Moments later, Lucas and I were in the back seat with Amanda and giving Dr. C directio
ns on where to meet Shade. He nodded, gave me a questioning look, then put the truck in gear as the din of battle rose behind us. Halfway there, his phone rang.
“You’re on talk radio,” he said as he answered it.
“Corwin,” Draeden’s breathless voice came over the phone’s speaker. “They’ve broken through. I’m sending Donovan and the Hands to rendezvous with you. The forces of Hell are missing a few major players this evening thanks to the Nazarite. And tell Fortunato that I have some choice words for him regarding his choice of allies.”
“I think he knows,” Dr. C said. “I’ll text you the address for them to meet us. And I appreciate you coming, sir.”
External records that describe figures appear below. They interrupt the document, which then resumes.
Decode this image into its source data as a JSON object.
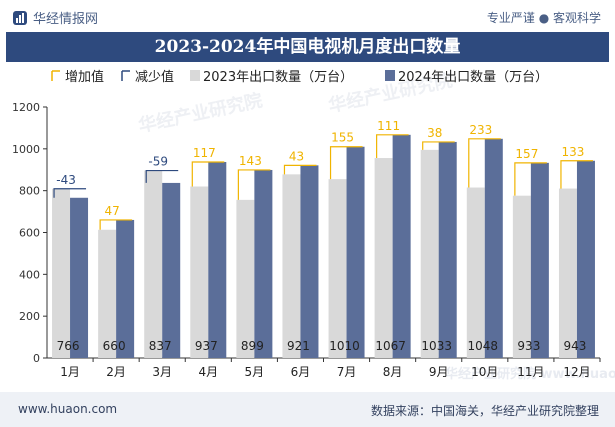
{
  "header": {
    "brand": "华经情报网",
    "tagline": "专业严谨 ● 客观科学"
  },
  "footer": {
    "website": "www.huaon.com",
    "source": "数据来源：中国海关，华经产业研究院整理"
  },
  "watermarks": [
    "华经产业研究院",
    "华经产业研究院 www.huaon.com"
  ],
  "chart_data": {
    "type": "bar",
    "title": "2023-2024年中国电视机月度出口数量",
    "categories": [
      "1月",
      "2月",
      "3月",
      "4月",
      "5月",
      "6月",
      "7月",
      "8月",
      "9月",
      "10月",
      "11月",
      "12月"
    ],
    "series": [
      {
        "name": "2023年出口数量（万台）",
        "values": [
          809,
          613,
          896,
          820,
          756,
          878,
          855,
          956,
          995,
          815,
          776,
          810
        ],
        "color": "#d9d9d9"
      },
      {
        "name": "2024年出口数量（万台）",
        "values": [
          766,
          660,
          837,
          937,
          899,
          921,
          1010,
          1067,
          1033,
          1048,
          933,
          943
        ],
        "color": "#5b6e99"
      }
    ],
    "diff": {
      "values": [
        "-43",
        "47",
        "-59",
        "117",
        "143",
        "43",
        "155",
        "111",
        "38",
        "233",
        "157",
        "133"
      ],
      "increase_name": "增加值",
      "decrease_name": "减少值",
      "increase_color": "#f0b400",
      "decrease_color": "#2e4a7e"
    },
    "yticks": [
      "0",
      "200",
      "400",
      "600",
      "800",
      "1000",
      "1200"
    ],
    "ylim": [
      0,
      1200
    ],
    "grid": false,
    "legend_position": "top"
  }
}
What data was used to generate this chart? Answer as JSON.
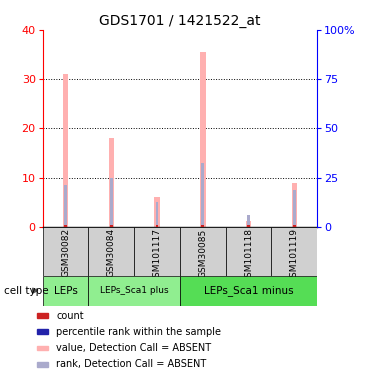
{
  "title": "GDS1701 / 1421522_at",
  "samples": [
    "GSM30082",
    "GSM30084",
    "GSM101117",
    "GSM30085",
    "GSM101118",
    "GSM101119"
  ],
  "pink_values": [
    31,
    18,
    6,
    35.5,
    1.2,
    9
  ],
  "blue_values": [
    8.5,
    10,
    5,
    13,
    2.5,
    7.5
  ],
  "red_values": [
    0.4,
    0.4,
    0.4,
    0.4,
    0.4,
    0.4
  ],
  "ylim_left": [
    0,
    40
  ],
  "ylim_right": [
    0,
    100
  ],
  "yticks_left": [
    0,
    10,
    20,
    30,
    40
  ],
  "yticks_right": [
    0,
    25,
    50,
    75,
    100
  ],
  "ytick_labels_right": [
    "0",
    "25",
    "50",
    "75",
    "100%"
  ],
  "cell_groups": [
    {
      "label": "LEPs",
      "start": 0,
      "end": 1
    },
    {
      "label": "LEPs_Sca1 plus",
      "start": 1,
      "end": 3
    },
    {
      "label": "LEPs_Sca1 minus",
      "start": 3,
      "end": 6
    }
  ],
  "pink_color": "#ffb0b0",
  "blue_color": "#aaaacc",
  "red_color": "#cc2222",
  "dark_blue_color": "#2222aa",
  "bg_color_bar": "#d0d0d0",
  "cell_color_leps": "#90ee90",
  "cell_color_minus": "#55dd55",
  "pink_bar_width": 0.12,
  "blue_bar_width": 0.06,
  "red_bar_width": 0.06
}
“Only so far as it helped you, I’m sure,” Draeden chuckled. “Whatever plan you have, all I can say is that it had better work.”
“I was thinking the same thing,” Dr. C said before he ended the call. He looked back at me for a moment, then turned his focus back on the road.
The first demon appeared in the rear view mirror seconds later. More joined it, until they filled the road behind us. Dr. C hit the gas, and they stopped gaining on us, but the gap wasn’t getting any wider. We needed more room than we had and a lot more time. I rolled the window down and leaned out, aiming my wand at the horde. On the other side of the car, Lucas was doing the same thing, only he held his stubby shotgun and a jar full of water.
“You open!” he yelled.
“Murus ignis!” I called out, and a barrier of flame sprang up in the demons’ path. A few jumped over it, but the majority just ran straight through it. Some fell and writhed on the ground before fading. Then Lucas threw the jar he was holding into the air. He waited until it was a few feet above the horde before he pulled the trigger. The jar exploded, spraying its contents over several yards and a dozen demons. The result was about the same as dousing them with flaming napalm. Demons screamed as they were immolated in sacred flame, and we gained a few seconds.